Recently, the New York Stock Exchange (NYSE) was forced to suspend trading for three hours following a major technical glitch. The decision to cease trading rather than failover to its Chicago recovery centre is one that has created much debate.
Arean states that this is a situation many organisations still struggle with when they suffer an outage: “Business continuity (BC) and disaster recovery (BC) plans will specify the exact length of an outage before an organisation should invoke its failover but as we all know, during a real-life disaster, these timings can slip as you try to fire-fight.
“Defining the point at which to failover is individual to each organisation and it will differ depending on the type of disaster being dealt with. You may have a set response for dealing with issues relating to storage but something completely different for dealing with network related issues or a natural disaster, all of which are fine. But this doesn’t mean that you should be making these decisions at the time of an incident – your point of failover should be defined before this.
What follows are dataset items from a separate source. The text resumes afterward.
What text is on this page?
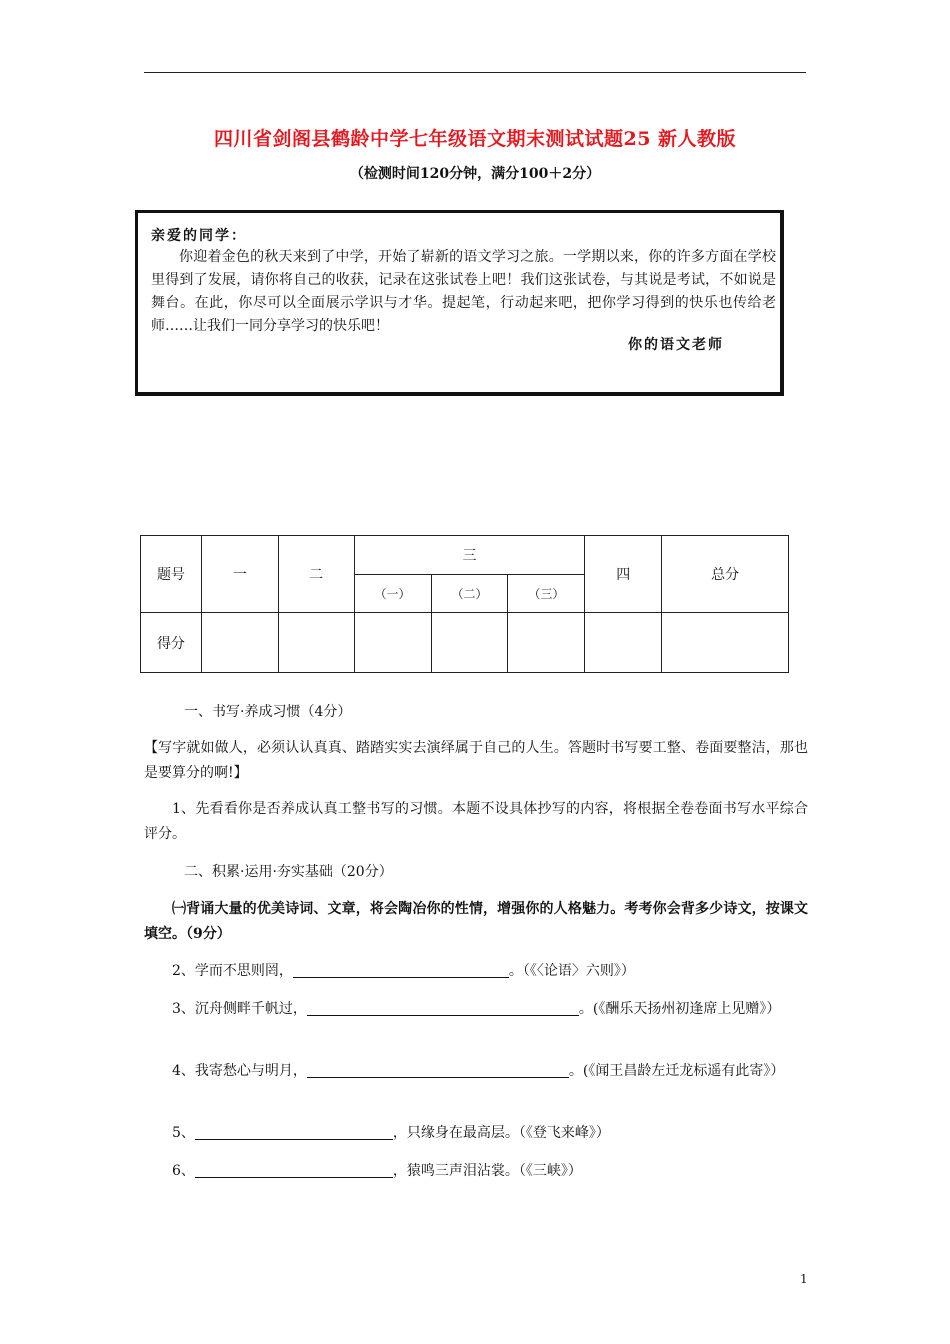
四川省剑阁县鹤龄中学七年级语文期末测试试题25 新人教版
（检测时间120分钟，满分100＋2分）
亲爱的同学：
你迎着金色的秋天来到了中学，开始了崭新的语文学习之旅。一学期以来，你的许多方面在学校里得到了发展，请你将自己的收获，记录在这张试卷上吧！我们这张试卷，与其说是考试，不如说是舞台。在此，你尽可以全面展示学识与才华。提起笔，行动起来吧，把你学习得到的快乐也传给老师……让我们一同分享学习的快乐吧！
你的语文老师
题号	一	二	三			四	总分
			（一）	（二）	（三）		
得分							
一、书写·养成习惯（4分）
【写字就如做人，必须认认真真、踏踏实实去演绎属于自己的人生。答题时书写要工整、卷面要整洁，那也是要算分的啊!】
1、先看看你是否养成认真工整书写的习惯。本题不设具体抄写的内容，将根据全卷卷面书写水平综合评分。
二、积累·运用·夯实基础（20分）
㈠背诵大量的优美诗词、文章，将会陶冶你的性情，增强你的人格魅力。考考你会背多少诗文，按课文填空。（9分）
2、学而不思则罔，	。（《〈论语〉六则》）
3、沉舟侧畔千帆过，	。(《酬乐天扬州初逢席上见赠》）
4、我寄愁心与明月，	。(《闻王昌龄左迁龙标遥有此寄》）
5、	，只缘身在最高层。（《登飞来峰》）
6、	，猿鸣三声泪沾裳。（《三峡》）
1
“Your Crisis Management Team (CMT) will identify the most likely disaster scenarios and there should be plans in place for each of these. If the organisation has decided that the maximum outage it will allow is four hours, and it actually takes one hour to recover its systems, then it is crucial to begin the recovery process before the three-hour mark. Failure to do this could have a detrimental impact on the organisation in terms of cost and reputational damage.
“Once you have these plans in place, it’s imperative they are adhered to. An organisation will have worked out how long it can be out of action for before it makes more financial sense to invoke DR and move to its recovery site, so when that point is reached, action must be taken. It’s tempting to extend the time by an extra hour because your team is close to fixing the issue, but this can easily escalate. By going through practice scenarios with the CMT, you should feel more familiar with them, making it an easier decision to make on the day.”
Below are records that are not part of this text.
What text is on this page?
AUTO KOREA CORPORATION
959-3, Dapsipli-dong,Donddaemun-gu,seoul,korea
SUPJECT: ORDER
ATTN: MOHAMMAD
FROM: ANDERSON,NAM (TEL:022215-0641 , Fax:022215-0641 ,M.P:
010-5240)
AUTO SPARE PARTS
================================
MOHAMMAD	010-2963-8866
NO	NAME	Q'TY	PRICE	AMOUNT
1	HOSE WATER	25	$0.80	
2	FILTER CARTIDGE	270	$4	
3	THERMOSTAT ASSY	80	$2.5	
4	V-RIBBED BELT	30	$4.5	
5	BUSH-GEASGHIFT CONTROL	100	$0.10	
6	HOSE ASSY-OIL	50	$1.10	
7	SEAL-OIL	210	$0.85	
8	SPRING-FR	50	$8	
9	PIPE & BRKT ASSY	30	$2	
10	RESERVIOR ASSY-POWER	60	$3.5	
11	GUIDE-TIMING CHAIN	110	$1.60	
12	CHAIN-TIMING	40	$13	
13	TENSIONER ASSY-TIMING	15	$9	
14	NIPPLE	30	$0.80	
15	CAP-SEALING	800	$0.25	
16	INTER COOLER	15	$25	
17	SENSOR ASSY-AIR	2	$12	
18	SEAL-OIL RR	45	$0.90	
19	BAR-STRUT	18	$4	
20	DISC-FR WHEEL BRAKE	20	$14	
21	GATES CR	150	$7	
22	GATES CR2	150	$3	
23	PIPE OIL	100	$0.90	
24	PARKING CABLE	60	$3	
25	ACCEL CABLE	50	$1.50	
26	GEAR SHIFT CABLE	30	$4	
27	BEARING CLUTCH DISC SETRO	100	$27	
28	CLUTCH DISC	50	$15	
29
Arean concludes: “Additionally, it is also worth identifying the types of scenarios when it might be deemed unnecessary to failover, as was the case of the NYSE.
“A lot of organisations will have very comprehensive traditional disaster recovery plans in place but are likely to only ever invoke these for very significant outages lasting several days. For those organisations, invoking disaster recovery is such a significant task, consuming so much time and resource, that dealing with the IT incident is considered the lesser of two evils, even if it takes days to resolve the issue. Those are the organisations that are investigating more flexible alternatives made available to them through cloud computing.
“Disaster Recovery as a Service (DRaaS) helps to bridge the gap by providing a more flexible and cost-effective alternative to traditional, cumbersome DR solutions. Organisations who do adopt DRaaS find that their DR plans are now equipped to deal with far more incidents and are less reticent to invoke DR.”